FBI gaffe makes McVeigh case ideal for death penalty opponents
TERRE HAUTE, Ind. (AP) – Because of the crime he committed, Timothy McVeigh has been a difficult figure for death penalty opponents to rally around.
But the revelation of an FBI oversight in his trial has transformed McVeigh’s case into what abolitionists call a perfect example of America’s flawed death penalty system.
”If with the scrutiny they had in this case, they can have a bungle, then what’s happening in the cases that nobody’s watching?” said Abe Bonowitz, director of the national group Citizens United for Alternatives to the Death Penalty.
”That’s something that everybody should be worried about.”
Bonowitz and other activists gathered Sunday in Terre Haute for anti-death penalty activities originally scheduled to precede McVeigh’s execution, which was delayed from Wednesday to June 11.
About 50 people filled folding metal chairs at a Unitarian church to hear a morning sermon about abolishing the death penalty, then about 30 others took to the Vigo County Courthouse to protest executions.
Their numbers were far fewer than the crowds of demonstrators that had been expected to descend on this far western Indiana city for what would have been the first federal execution since 1963. Still, abolitionists believe the delay will help them get their message across and keep the issue in the public’s mind for at least another month.
”Suddenly we are hearing about the system itself, and how it works or doesn’t work,” said Suzanne Carter, head of the Terre Haute Abolition Network. ”I want people to really think about it, to start saying, ‘Why do we do this?’ and ‘Is it any good?”’
Until now, most of the public’s focus was on McVeigh and the crime he committed, killing 168 people in the 1995 bombing of the Alfred P. Murrah Federal Building in Oklahoma City. The heinous nature of his crime made it hard even for some who oppose the death penalty to protest McVeigh’s scheduled execution by lethal injection.
”I’m sitting on the fence,” said Martha Cornelius, who attended Sunday morning’s Unitarian service. ”I’m not in favor of abolishing the death penalty until there’s a law that would guarantee life imprisonment without parole.”
But she also took the abolitionist sermon of Bill Breeden to heart. And that’s where Breeden and others believe the delay gives them a stronger chance to win people over.
”It’s a victory for us,” Breeden said of the delay. ”Obviously we were planning for a big day. Abolitionists were going to be coming out in droves. But we’d much rather not have an execution.”
Also helping the anti-death penalty movement is the timing of McVeigh’s rescheduled execution, eight days before federal death row inmate Juan Garza is scheduled to die in the same facility.
Garza, who is Hispanic, is one of 17 minorities out of 20 federal death row inmates, and represents abolitionists’ concerns that the death penalty is used more freely against non-whites.
Abolitionists believe that having two federal executions little more than a week apart, after not having any in nearly 40 years, is bound to lead the public to rethink the system and how it is handled.

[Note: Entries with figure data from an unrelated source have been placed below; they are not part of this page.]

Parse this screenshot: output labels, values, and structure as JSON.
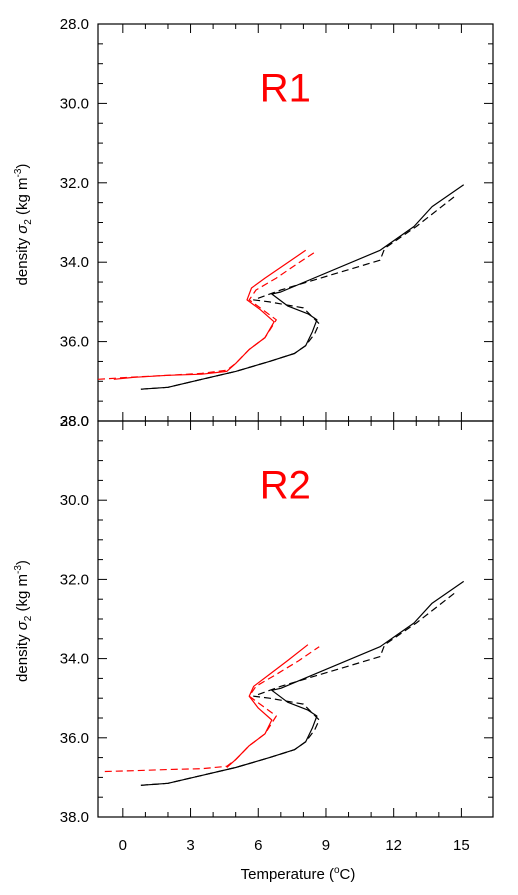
{
  "chart_data": {
    "type": "line",
    "xlabel": "Temperature (",
    "xlabel_sup": "o",
    "xlabel_suffix": "C)",
    "ylabel": "density",
    "ylabel_symbol": "σ",
    "ylabel_sub": "2",
    "ylabel_units": "(kg m",
    "ylabel_units_sup": "-3",
    "ylabel_units_end": ")",
    "xlim": [
      -1.1,
      16.4
    ],
    "ylim": [
      28.0,
      38.0
    ],
    "y_reversed": true,
    "xticks": [
      0,
      3,
      6,
      9,
      12,
      15
    ],
    "xtick_labels": [
      "0",
      "3",
      "6",
      "9",
      "12",
      "15"
    ],
    "yticks": [
      28,
      30,
      32,
      34,
      36,
      38
    ],
    "ytick_labels": [
      "28.0",
      "30.0",
      "32.0",
      "34.0",
      "36.0",
      "38.0"
    ],
    "colors": {
      "black": "#000000",
      "red": "#ff0000"
    },
    "panels": [
      {
        "title": "R1",
        "title_color": "#ff0000",
        "series": [
          {
            "color": "#000000",
            "dash": "solid",
            "x": [
              0.8,
              2.0,
              3.5,
              5.0,
              6.5,
              7.6,
              8.1,
              8.4,
              8.6,
              8.2,
              7.3,
              6.6,
              7.0,
              11.4,
              12.9,
              13.7,
              15.1
            ],
            "y": [
              37.2,
              37.15,
              36.95,
              36.75,
              36.5,
              36.3,
              36.1,
              35.75,
              35.45,
              35.3,
              35.1,
              34.8,
              34.75,
              33.7,
              33.1,
              32.6,
              32.05
            ]
          },
          {
            "color": "#000000",
            "dash": "dashed",
            "x": [
              0.8,
              2.0,
              3.5,
              5.0,
              6.5,
              7.6,
              8.1,
              8.5,
              8.7,
              8.0,
              6.5,
              5.8,
              7.0,
              11.4,
              11.6,
              13.0,
              14.8
            ],
            "y": [
              37.2,
              37.15,
              36.95,
              36.75,
              36.5,
              36.3,
              36.1,
              35.8,
              35.55,
              35.15,
              35.0,
              34.95,
              34.7,
              33.95,
              33.65,
              33.1,
              32.3
            ]
          },
          {
            "color": "#ff0000",
            "dash": "solid",
            "x": [
              -0.4,
              0.5,
              2.0,
              3.5,
              4.6,
              5.0,
              5.6,
              6.3,
              6.7,
              6.1,
              5.5,
              5.7,
              6.3,
              7.2,
              8.1
            ],
            "y": [
              36.95,
              36.9,
              36.85,
              36.82,
              36.75,
              36.55,
              36.2,
              35.9,
              35.5,
              35.2,
              34.95,
              34.65,
              34.4,
              34.05,
              33.7
            ]
          },
          {
            "color": "#ff0000",
            "dash": "dashed",
            "x": [
              -1.1,
              0.3,
              2.0,
              3.5,
              4.6,
              5.0,
              5.6,
              6.3,
              6.8,
              6.2,
              5.6,
              5.9,
              6.8,
              7.7,
              8.5
            ],
            "y": [
              36.95,
              36.9,
              36.85,
              36.8,
              36.72,
              36.55,
              36.2,
              35.9,
              35.45,
              35.2,
              34.95,
              34.7,
              34.4,
              34.05,
              33.75
            ]
          }
        ]
      },
      {
        "title": "R2",
        "title_color": "#ff0000",
        "series": [
          {
            "color": "#000000",
            "dash": "solid",
            "x": [
              0.8,
              2.0,
              3.5,
              5.0,
              6.5,
              7.6,
              8.1,
              8.4,
              8.6,
              8.2,
              7.3,
              6.6,
              7.0,
              11.4,
              12.9,
              13.7,
              15.1
            ],
            "y": [
              37.2,
              37.15,
              36.95,
              36.75,
              36.5,
              36.3,
              36.1,
              35.75,
              35.45,
              35.3,
              35.1,
              34.8,
              34.75,
              33.7,
              33.1,
              32.6,
              32.05
            ]
          },
          {
            "color": "#000000",
            "dash": "dashed",
            "x": [
              0.8,
              2.0,
              3.5,
              5.0,
              6.5,
              7.6,
              8.1,
              8.5,
              8.7,
              8.0,
              6.5,
              5.8,
              7.0,
              11.4,
              11.6,
              13.0,
              14.8
            ],
            "y": [
              37.2,
              37.15,
              36.95,
              36.75,
              36.5,
              36.3,
              36.1,
              35.8,
              35.55,
              35.15,
              35.0,
              34.95,
              34.7,
              33.95,
              33.65,
              33.1,
              32.3
            ]
          },
          {
            "color": "#ff0000",
            "dash": "solid",
            "x": [
              4.6,
              5.0,
              5.6,
              6.3,
              6.6,
              6.0,
              5.6,
              5.8,
              6.5,
              7.3,
              8.2
            ],
            "y": [
              36.75,
              36.55,
              36.2,
              35.9,
              35.55,
              35.25,
              34.95,
              34.7,
              34.4,
              34.05,
              33.65
            ]
          },
          {
            "color": "#ff0000",
            "dash": "dashed",
            "x": [
              -0.8,
              0.5,
              2.0,
              3.5,
              4.6,
              5.0,
              5.6,
              6.3,
              6.8,
              6.2,
              5.6,
              5.9,
              6.8,
              7.8,
              8.7
            ],
            "y": [
              36.85,
              36.83,
              36.8,
              36.78,
              36.72,
              36.55,
              36.2,
              35.9,
              35.45,
              35.2,
              34.95,
              34.7,
              34.4,
              34.05,
              33.7
            ]
          }
        ]
      }
    ]
  }
}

George White, who was cleared of a murder conviction in Alabama when missing evidence was discovered seven years after his arrest, was with the Terre Haute protesters Sunday, putting himself up as living proof that no system is perfect.
”We made mistakes even in a horribly visible tragedy like the Oklahoma City bombing,” said White, who spent more than two years in prison before he was cleared. ”Regardless of where people are on the concept of the death penalty, this just further demonstrates where we are as a nation in the practice of it.”